I receive a call saying that E., an Israeli activist who comes here regularly to get information about incidents that need to be reported, will be coming today for a visit. It will be a change I look forward to: I will finally have a conversation in English, after two days of speaking a word at a time and trying to make sense of people’s gestures.

E. comes with a journalist from Ireland that asks me lots of questions while E. talks to the villagers in Arabic. It’s clear that the journalist has no idea what this is about. He even asks me if I am not afraid of being with so many Palestinians on my own. When I overcome the shock his question has left me in and I manage to understand what he is on about I answer: “Look, they venerate us.
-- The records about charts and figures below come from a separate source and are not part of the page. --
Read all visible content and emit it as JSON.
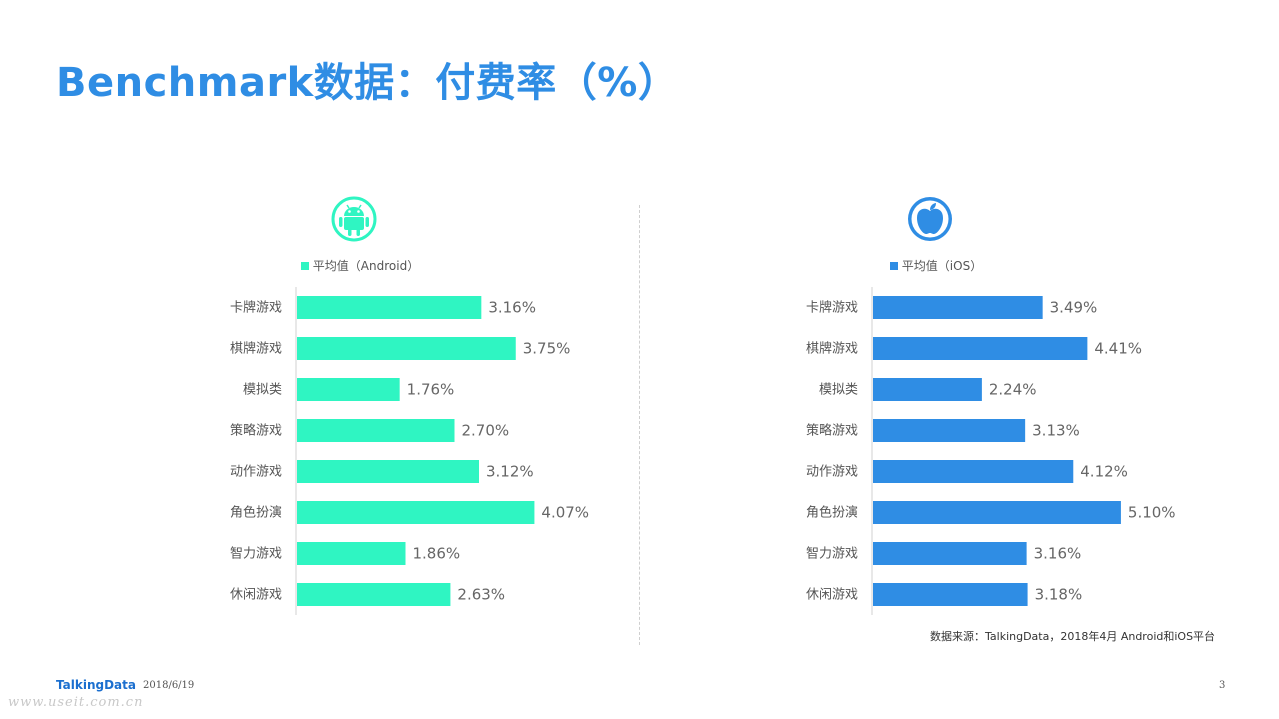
{
  "page": {
    "title": "Benchmark数据：付费率（%）",
    "source": "数据来源：TalkingData，2018年4月 Android和iOS平台",
    "brand": "TalkingData",
    "date": "2018/6/19",
    "page_number": "3",
    "watermark": "www.useit.com.cn"
  },
  "chart_data": [
    {
      "type": "bar",
      "orientation": "horizontal",
      "platform_icon": "android-icon",
      "legend": "平均值（Android）",
      "color": "#2ff5c2",
      "categories": [
        "卡牌游戏",
        "棋牌游戏",
        "模拟类",
        "策略游戏",
        "动作游戏",
        "角色扮演",
        "智力游戏",
        "休闲游戏"
      ],
      "series": [
        {
          "name": "平均值（Android）",
          "values": [
            3.16,
            3.75,
            1.76,
            2.7,
            3.12,
            4.07,
            1.86,
            2.63
          ]
        }
      ],
      "labels": [
        "3.16%",
        "3.75%",
        "1.76%",
        "2.70%",
        "3.12%",
        "4.07%",
        "1.86%",
        "2.63%"
      ],
      "xlim": [
        0,
        6.0
      ],
      "grid": false
    },
    {
      "type": "bar",
      "orientation": "horizontal",
      "platform_icon": "apple-icon",
      "legend": "平均值（iOS）",
      "color": "#2f8de4",
      "categories": [
        "卡牌游戏",
        "棋牌游戏",
        "模拟类",
        "策略游戏",
        "动作游戏",
        "角色扮演",
        "智力游戏",
        "休闲游戏"
      ],
      "series": [
        {
          "name": "平均值（iOS）",
          "values": [
            3.49,
            4.41,
            2.24,
            3.13,
            4.12,
            5.1,
            3.16,
            3.18
          ]
        }
      ],
      "labels": [
        "3.49%",
        "4.41%",
        "2.24%",
        "3.13%",
        "4.12%",
        "5.10%",
        "3.16%",
        "3.18%"
      ],
      "xlim": [
        0,
        7.2
      ],
      "grid": false
    }
  ]
}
The only thing that makes me feel unsafe is that outpost there and the settlers that inhabit the three settlements that we can not see”. He doesn’t even know where the settlements are, why they are there or why we are here. But he has not come here to see what these people’s day to day lives are like. He has only come here to take pictures of the proof of the incidents H.’s cousin was talking about before, so he doesn’t even listen to me and he cuts me off to ask what I saw when the settlers burnt the olive trees. I start to tell him that I wasn’t here then, that we can only stay here two or three days at a time but he turns round in the middle of my sentence, already ignoring me.

E. takes his journalist to the field where the Israeli settlers have recently burned all the olive trees that were a good part of the village’s livelihood and that’s the end of this week’s visit.